Один зеленый цвет | страница 19



Хеннесси - а он знал толк в увеселениях - сказал:

- Небось фокусник приезжает?

- Он самый, - сказал Джозеф. - Я сегодня спозаранку поднес ему чемодан.

- Вижу, Джозеф, ты времени не теряешь - снова за старый промысел взялся.

- Угу.

Хеннесси доверительно склонился к нему:

- Вот ты мне скажи, этот твой, что там на взгорке...

- Это ты про кого?

- Про кого, про кого? Про учителя, про кого же еще? Так вот, ты мне скажи...

- После скажу... Вечером, пусть только поезд уйдет, и я тебе все выложу, как есть, без утайки... Только смотри чемодан пристрой в точности, как я тебе наказывал...

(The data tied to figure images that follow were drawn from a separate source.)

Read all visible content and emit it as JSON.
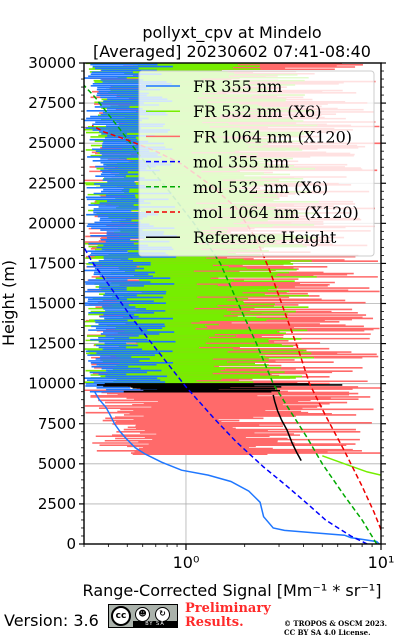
{
  "chart_data": {
    "type": "line",
    "title_line1": "pollyxt_cpv at Mindelo",
    "title_line2": "[Averaged] 20230602 07:41-08:40",
    "xlabel": "Range-Corrected Signal [Mm⁻¹ * sr⁻¹]",
    "ylabel": "Height (m)",
    "x_scale": "log",
    "xlim": [
      0.3,
      10
    ],
    "ylim": [
      0,
      30000
    ],
    "x_ticks": [
      {
        "value": 1,
        "label": "10⁰"
      },
      {
        "value": 10,
        "label": "10¹"
      }
    ],
    "y_ticks": [
      0,
      2500,
      5000,
      7500,
      10000,
      12500,
      15000,
      17500,
      20000,
      22500,
      25000,
      27500,
      30000
    ],
    "grid": true,
    "legend_position": "top-right",
    "series": [
      {
        "name": "FR 355 nm",
        "color": "#1f77ff",
        "style": "solid",
        "points": [
          [
            9.8,
            0
          ],
          [
            9.5,
            150
          ],
          [
            7,
            400
          ],
          [
            6.5,
            550
          ],
          [
            4.5,
            700
          ],
          [
            3.2,
            850
          ],
          [
            2.8,
            1000
          ],
          [
            2.5,
            1700
          ],
          [
            2.4,
            2600
          ],
          [
            2.1,
            3300
          ],
          [
            1.7,
            3900
          ],
          [
            1.3,
            4300
          ],
          [
            0.95,
            4600
          ],
          [
            0.75,
            5100
          ],
          [
            0.62,
            5600
          ],
          [
            0.55,
            6000
          ],
          [
            0.5,
            6500
          ],
          [
            0.46,
            7000
          ],
          [
            0.43,
            7500
          ],
          [
            0.41,
            8000
          ],
          [
            0.39,
            8500
          ],
          [
            0.36,
            9000
          ],
          [
            0.34,
            9500
          ]
        ]
      },
      {
        "name": "FR 532 nm (X6)",
        "color": "#76ee00",
        "style": "solid",
        "points": [
          [
            10,
            4300
          ],
          [
            8.5,
            4500
          ],
          [
            6.5,
            5000
          ],
          [
            5,
            5500
          ]
        ]
      },
      {
        "name": "FR 1064 nm (X120)",
        "color": "#ff6a6a",
        "style": "solid",
        "points": []
      },
      {
        "name": "mol 355 nm",
        "color": "#0000ff",
        "style": "dashed",
        "points": [
          [
            8.5,
            0
          ],
          [
            7,
            500
          ],
          [
            5.2,
            1500
          ],
          [
            4.2,
            2500
          ],
          [
            3.3,
            3600
          ],
          [
            2.5,
            4800
          ],
          [
            1.8,
            6400
          ],
          [
            1.4,
            7800
          ],
          [
            1.0,
            9800
          ],
          [
            0.72,
            12000
          ],
          [
            0.52,
            14200
          ],
          [
            0.4,
            16200
          ],
          [
            0.33,
            17600
          ],
          [
            0.3,
            18500
          ]
        ]
      },
      {
        "name": "mol 532 nm (X6)",
        "color": "#00aa00",
        "style": "dashed",
        "points": [
          [
            9.5,
            0
          ],
          [
            8,
            1500
          ],
          [
            6.5,
            3000
          ],
          [
            5,
            5000
          ],
          [
            4.2,
            6600
          ],
          [
            3.3,
            8600
          ],
          [
            2.8,
            10000
          ],
          [
            2.3,
            12500
          ],
          [
            1.85,
            15000
          ],
          [
            1.5,
            17500
          ],
          [
            1.1,
            20000
          ],
          [
            0.82,
            22000
          ],
          [
            0.6,
            24000
          ],
          [
            0.45,
            26000
          ],
          [
            0.34,
            27900
          ],
          [
            0.3,
            28600
          ]
        ]
      },
      {
        "name": "mol 1064 nm (X120)",
        "color": "#ee0000",
        "style": "dashed",
        "points": [
          [
            10,
            900
          ],
          [
            9.2,
            2000
          ],
          [
            8,
            3600
          ],
          [
            6.5,
            5800
          ],
          [
            5.2,
            8000
          ],
          [
            4.3,
            10000
          ],
          [
            3.8,
            12000
          ],
          [
            3.2,
            14500
          ],
          [
            2.7,
            17000
          ],
          [
            2.3,
            19000
          ],
          [
            1.8,
            21000
          ],
          [
            1.3,
            22500
          ],
          [
            0.95,
            23700
          ],
          [
            0.7,
            24500
          ],
          [
            0.5,
            25200
          ],
          [
            0.38,
            25700
          ],
          [
            0.33,
            26100
          ]
        ]
      },
      {
        "name": "Reference Height",
        "color": "#000000",
        "style": "solid",
        "points": [
          [
            3.9,
            5200
          ],
          [
            3.7,
            5700
          ],
          [
            3.5,
            6300
          ],
          [
            3.3,
            7100
          ],
          [
            3.1,
            7700
          ],
          [
            2.95,
            8300
          ],
          [
            2.85,
            8900
          ],
          [
            2.8,
            9300
          ]
        ]
      }
    ]
  },
  "footer": {
    "version": "Version: 3.6",
    "license_badge": "BY SA",
    "preliminary": "Preliminary Results.",
    "credit_line1": "© TROPOS & OSCM 2023.",
    "credit_line2": "CC BY SA 4.0 License."
  }
}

- Пристрою, не беспокойся... Видал, как сегодня поутру с памятника простыню сдергивали? А уж народу сколько в город понавалило на него посмотреть, помереть мне на этом месте, если вру.

- Им бы на такой случай лучше подальше от города держаться, - окрысился вдруг Джозеф.

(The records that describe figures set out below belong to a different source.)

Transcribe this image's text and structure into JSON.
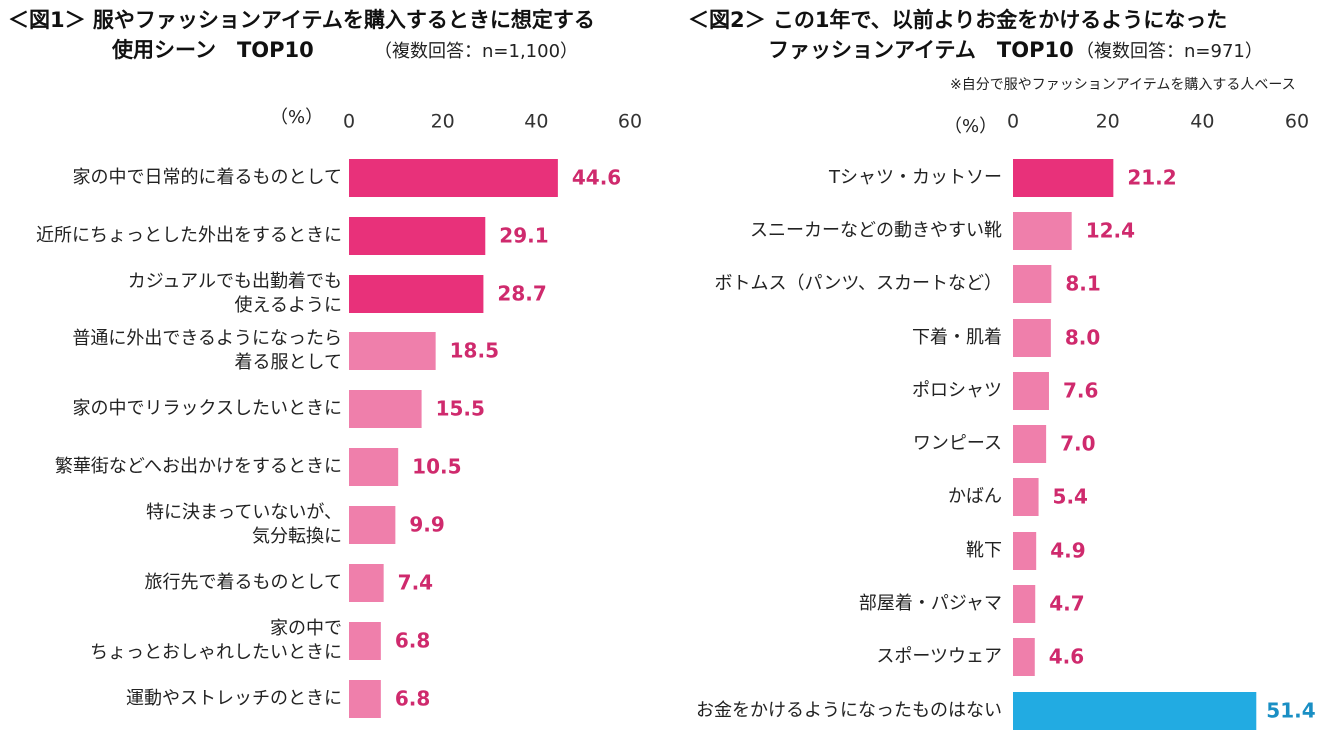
{
  "chart_data": [
    {
      "type": "bar",
      "orientation": "horizontal",
      "title_lines": [
        "＜図1＞ 服やファッションアイテムを購入するときに想定する",
        "使用シーン　TOP10"
      ],
      "subtitle": "（複数回答：n=1,100）",
      "unit_label": "（%）",
      "xlim": [
        0,
        60
      ],
      "ticks": [
        "0",
        "20",
        "40",
        "60"
      ],
      "grid": false,
      "categories": [
        [
          "家の中で日常的に着るものとして"
        ],
        [
          "近所にちょっとした外出をするときに"
        ],
        [
          "カジュアルでも出勤着でも",
          "使えるように"
        ],
        [
          "普通に外出できるようになったら",
          "着る服として"
        ],
        [
          "家の中でリラックスしたいときに"
        ],
        [
          "繁華街などへお出かけをするときに"
        ],
        [
          "特に決まっていないが、",
          "気分転換に"
        ],
        [
          "旅行先で着るものとして"
        ],
        [
          "家の中で",
          "ちょっとおしゃれしたいときに"
        ],
        [
          "運動やストレッチのときに"
        ]
      ],
      "values": [
        44.6,
        29.1,
        28.7,
        18.5,
        15.5,
        10.5,
        9.9,
        7.4,
        6.8,
        6.8
      ],
      "value_labels": [
        "44.6",
        "29.1",
        "28.7",
        "18.5",
        "15.5",
        "10.5",
        "9.9",
        "7.4",
        "6.8",
        "6.8"
      ],
      "highlight_count": 3,
      "colors": {
        "highlight": "#e8317a",
        "normal": "#ef7fab",
        "label": "#cf2a6d"
      }
    },
    {
      "type": "bar",
      "orientation": "horizontal",
      "title_lines": [
        "＜図2＞ この1年で、以前よりお金をかけるようになった",
        "ファッションアイテム　TOP10"
      ],
      "subtitle": "（複数回答：n=971）",
      "note": "※自分で服やファッションアイテムを購入する人ベース",
      "unit_label": "（%）",
      "xlim": [
        0,
        60
      ],
      "ticks": [
        "0",
        "20",
        "40",
        "60"
      ],
      "grid": false,
      "categories": [
        [
          "Tシャツ・カットソー"
        ],
        [
          "スニーカーなどの動きやすい靴"
        ],
        [
          "ボトムス（パンツ、スカートなど）"
        ],
        [
          "下着・肌着"
        ],
        [
          "ポロシャツ"
        ],
        [
          "ワンピース"
        ],
        [
          "かばん"
        ],
        [
          "靴下"
        ],
        [
          "部屋着・パジャマ"
        ],
        [
          "スポーツウェア"
        ],
        [
          "お金をかけるようになったものはない"
        ]
      ],
      "values": [
        21.2,
        12.4,
        8.1,
        8.0,
        7.6,
        7.0,
        5.4,
        4.9,
        4.7,
        4.6,
        51.4
      ],
      "value_labels": [
        "21.2",
        "12.4",
        "8.1",
        "8.0",
        "7.6",
        "7.0",
        "5.4",
        "4.9",
        "4.7",
        "4.6",
        "51.4"
      ],
      "highlight_count": 1,
      "colors": {
        "highlight": "#e8317a",
        "normal": "#ef7fab",
        "label": "#cf2a6d",
        "none_bar": "#22abe2",
        "none_label": "#1a8fc4"
      }
    }
  ]
}
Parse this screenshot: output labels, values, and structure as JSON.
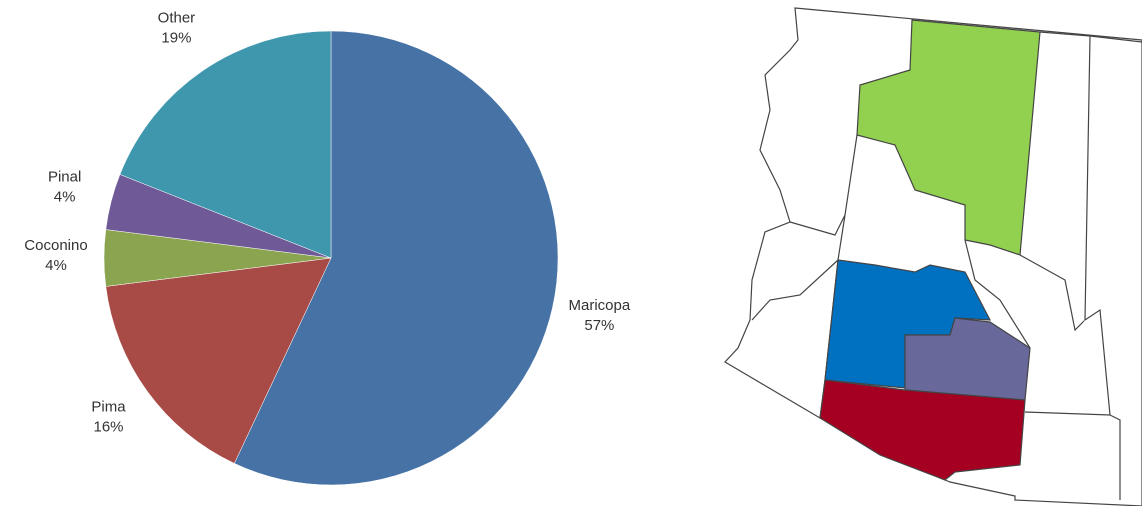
{
  "chart_data": {
    "type": "pie",
    "categories": [
      "Maricopa",
      "Pima",
      "Coconino",
      "Pinal",
      "Other"
    ],
    "values": [
      57,
      16,
      4,
      4,
      19
    ],
    "value_labels": [
      "57%",
      "16%",
      "4%",
      "4%",
      "19%"
    ],
    "colors": [
      "#4672a6",
      "#a84a46",
      "#8aa44f",
      "#6f5996",
      "#3f97ae"
    ]
  }
}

Патрик Хеннесси оторопел, лоб у него пошел складками.

- Такого супротивника, как ты, днем с огнем не сыскать, - сказал он и хлестнул лошаденку кнутом.

V

Памятник - мужская фигура, свежевысеченная из камня, - не без угрозы устремлял свое тонкое копье на вполне мирные домишки напротив, подле которых играла в шарики ребятня и дворняга упоенно чесала свое лохматое пузо. Перселл на минуту задержался у памятника. Рядом на скамейке Майкл Ханниган по прозвищу Пережиток (кроме них двоих, взрослых на площади не было) посасывал в свое удовольствие трубочку, греясь под угасающим июльским солнцем.

На улицах, выходящих на площадь, ряд за рядом взвивались в небо флаги, бороздя его своими пестрыми полосами. Перселл шел один, а в вышине над его головой реяли трехцветные знамена, полоскались огромные стяги, грозно возглашавшие: "Не забудем 98 год", "Нация возрождается", "Боже, благослови папу". Сквозь распахнутые окна гостиницы Мерфи лились манящие запахи - шла подготовка к банкету. Издалека, с ярмарочной площади, доносился рев усилителя, изрыгавшего патриотическую музыку. Музыка заставила Перселла еще острее ощутить, как одинок он в этот час и как одинок его путь на станцию в этот вечер - вечер, когда должен был состояться спектакль, вечер его окончательного триумфа. Никто не пришел его проводить. Даже Джозеф исчез, не попрощавшись. И теперь, когда Перселл покинул площадь, чтобы поболтаться по городу час, оставшийся ему до отхода поезда, ощущение одиночества нахлынуло на него с особой силой. Проулки ближе к станции тоже опустели, казалось, равнодушный вечерний покой снизошел и на них. Перселл развалился на зеленой скамейке и, внимая всему вокруг: и засыпающим полям, и жужжанию насекомых, и еле уловимому запаху скотины, повисшему над проулком, - закурил сигарету и снова и снова в мельчайших подробностях стал проворачивать в уме все случившееся, чувствуя себя Лиром, которого покинул даже шут.